“We see that in modern times many stones lack the virtues formerly attributed to them.”
– Petrus Garsias Episcopus, 1639
I was struck by the irony of learning that Representative Steve Scalise, a conservative Republican, is being treated for cancer with stem cells, a medical treatment derived from research funding he opposed a decade ago. I don’t wish cancer on anyone, and he’s lucky that the treatment he’ll receive is available despite his previous opposition.
His story, however, is illustrative of the way in which people reject science on the one-hand and yet find themselves not able to live without it. The roots of this pattern are deeply embedded in the history of human healthcare, which over time progressed from the ignorance of superstitious magical thinking to an understanding of the chemical and physiological underpinnings of biology. Despite this overall trajectory, the temptation to succumb to magical thinking persists, and suspicion of science is on the rise.

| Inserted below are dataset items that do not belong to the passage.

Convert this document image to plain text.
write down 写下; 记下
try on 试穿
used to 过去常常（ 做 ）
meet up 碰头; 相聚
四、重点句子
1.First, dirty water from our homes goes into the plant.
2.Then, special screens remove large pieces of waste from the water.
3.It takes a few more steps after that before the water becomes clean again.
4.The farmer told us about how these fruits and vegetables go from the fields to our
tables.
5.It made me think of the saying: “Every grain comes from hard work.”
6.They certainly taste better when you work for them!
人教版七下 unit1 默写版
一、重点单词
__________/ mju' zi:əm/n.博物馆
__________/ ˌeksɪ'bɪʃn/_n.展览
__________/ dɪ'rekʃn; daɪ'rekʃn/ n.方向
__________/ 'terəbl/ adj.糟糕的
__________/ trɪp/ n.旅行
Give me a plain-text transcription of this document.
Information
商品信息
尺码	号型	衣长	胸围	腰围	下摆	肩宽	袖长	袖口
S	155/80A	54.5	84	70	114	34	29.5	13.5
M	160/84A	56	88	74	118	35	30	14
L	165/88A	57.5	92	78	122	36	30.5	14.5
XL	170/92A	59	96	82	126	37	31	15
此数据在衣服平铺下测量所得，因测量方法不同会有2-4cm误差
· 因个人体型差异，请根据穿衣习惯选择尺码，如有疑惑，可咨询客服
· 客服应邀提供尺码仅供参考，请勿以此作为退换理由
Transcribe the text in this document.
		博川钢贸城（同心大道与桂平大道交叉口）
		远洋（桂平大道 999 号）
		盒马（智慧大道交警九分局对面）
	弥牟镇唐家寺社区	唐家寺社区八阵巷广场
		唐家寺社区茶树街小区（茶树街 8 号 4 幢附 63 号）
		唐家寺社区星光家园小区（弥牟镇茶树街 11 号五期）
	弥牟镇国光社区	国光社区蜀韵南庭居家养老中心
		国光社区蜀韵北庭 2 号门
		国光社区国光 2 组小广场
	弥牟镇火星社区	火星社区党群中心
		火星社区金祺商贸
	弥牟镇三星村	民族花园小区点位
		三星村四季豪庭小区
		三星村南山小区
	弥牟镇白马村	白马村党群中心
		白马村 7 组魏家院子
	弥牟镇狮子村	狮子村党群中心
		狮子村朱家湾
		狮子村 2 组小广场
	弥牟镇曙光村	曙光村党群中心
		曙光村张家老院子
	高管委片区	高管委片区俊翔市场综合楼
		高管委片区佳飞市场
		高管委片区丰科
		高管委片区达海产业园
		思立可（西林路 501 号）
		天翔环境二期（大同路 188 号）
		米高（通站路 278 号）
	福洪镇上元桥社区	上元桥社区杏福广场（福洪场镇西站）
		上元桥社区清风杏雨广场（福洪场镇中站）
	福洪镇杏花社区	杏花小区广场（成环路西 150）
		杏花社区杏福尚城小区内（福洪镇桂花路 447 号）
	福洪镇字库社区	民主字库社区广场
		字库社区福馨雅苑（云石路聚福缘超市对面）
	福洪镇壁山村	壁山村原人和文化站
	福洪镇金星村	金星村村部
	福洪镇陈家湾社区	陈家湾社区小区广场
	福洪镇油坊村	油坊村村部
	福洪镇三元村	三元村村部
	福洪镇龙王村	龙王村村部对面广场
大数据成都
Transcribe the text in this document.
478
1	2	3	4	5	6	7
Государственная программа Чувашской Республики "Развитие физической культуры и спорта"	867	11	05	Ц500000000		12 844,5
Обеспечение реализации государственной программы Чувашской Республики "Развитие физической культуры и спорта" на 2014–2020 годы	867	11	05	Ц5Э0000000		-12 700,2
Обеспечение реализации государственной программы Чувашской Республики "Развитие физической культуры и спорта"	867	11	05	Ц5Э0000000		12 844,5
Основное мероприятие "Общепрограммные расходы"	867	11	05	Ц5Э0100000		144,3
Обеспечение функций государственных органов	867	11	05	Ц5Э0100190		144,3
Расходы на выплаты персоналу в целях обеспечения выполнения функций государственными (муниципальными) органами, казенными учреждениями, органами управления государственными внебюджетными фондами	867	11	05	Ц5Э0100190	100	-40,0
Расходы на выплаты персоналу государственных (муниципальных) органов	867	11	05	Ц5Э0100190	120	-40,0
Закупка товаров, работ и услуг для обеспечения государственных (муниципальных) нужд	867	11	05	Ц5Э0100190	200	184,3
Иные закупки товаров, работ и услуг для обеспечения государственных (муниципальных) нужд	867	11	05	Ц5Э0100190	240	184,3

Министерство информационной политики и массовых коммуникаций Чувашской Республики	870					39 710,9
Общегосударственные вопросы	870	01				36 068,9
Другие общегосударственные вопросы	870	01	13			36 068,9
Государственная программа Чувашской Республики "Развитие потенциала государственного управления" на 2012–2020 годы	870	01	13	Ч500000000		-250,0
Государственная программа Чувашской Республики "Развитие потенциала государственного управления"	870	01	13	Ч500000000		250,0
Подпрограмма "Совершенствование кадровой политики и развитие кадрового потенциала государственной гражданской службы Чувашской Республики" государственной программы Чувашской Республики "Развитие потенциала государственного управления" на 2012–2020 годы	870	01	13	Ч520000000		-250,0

A mere 400 years ago, a scientific understanding of health was virtually non-existent. Until the development of the microscope, there was not even awareness of the various forms of life thriving in a drop of pond water. At that time, health was wedded to supernatural forces, and healthcare reflected beliefs that seem naive and laughable to most of us today. Of the elements, none were known or named; Earth, Air, Fire and Water were considered elemental and at the root of all illness. These, in turn, were associated with four “humours”: black bile (earth), yellow bile (fire), phlegm (water) and blood. From these were derived a theory of four temperaments: sanguine, choleric, melancholic, and phlegmatic. Physician treatment of illness was based upon responding to such temperaments.
These were not the ideas of stupid people; to the contrary, their history can be traced all the way back to the likes of Plato and Aristotle, who sought answers in the heavens and perfection of the supranatural when faced with the profound mystery of life.
Combined with such unscientific methods was pure superstition. A particular rock worn round the neck, for example, was a prescribed cure. What we today call “new age” faith in quartz crystals harkens all the way back to the old dark age, a testimonial to the ways in which people often prefer simplistic, magical thinking to belief in the rigor of science.
We all laughed at comic Steve Martin’s portrayal of the Medieval doctor Theodoric of York as he prescribed archaic and nonsensical health remedies, but the rejection of Covid vaccine in favor of the horse-worming treatment Ivermectin is just as laughable, were it not so dangerous.
What we see today is the emergence of unscientific dogma, not just about health but also climate change and even governance. There has always been an anti-intellectual, anti-elite, and anti-science strain in western society that’s led to banning books, dictating what can be taught in school, and who qualifies as a legitimate person. Eugenics, the pseudo-science of race and personality type generated a decades-long sterilization program in America that inspired Adolph Hitler. When anecdotal evidence takes precedence over scientific evidence, terrible things can and do happen.
Science is not perfect, but it embodies a methodology intended to root out its own imperfections. This does not legitimize the idea of “alternate facts” but rather that seeking knowledge is a dynamic process that includes examining scientific knowledge itself. It’s either that or it’s back to the Dark Ages.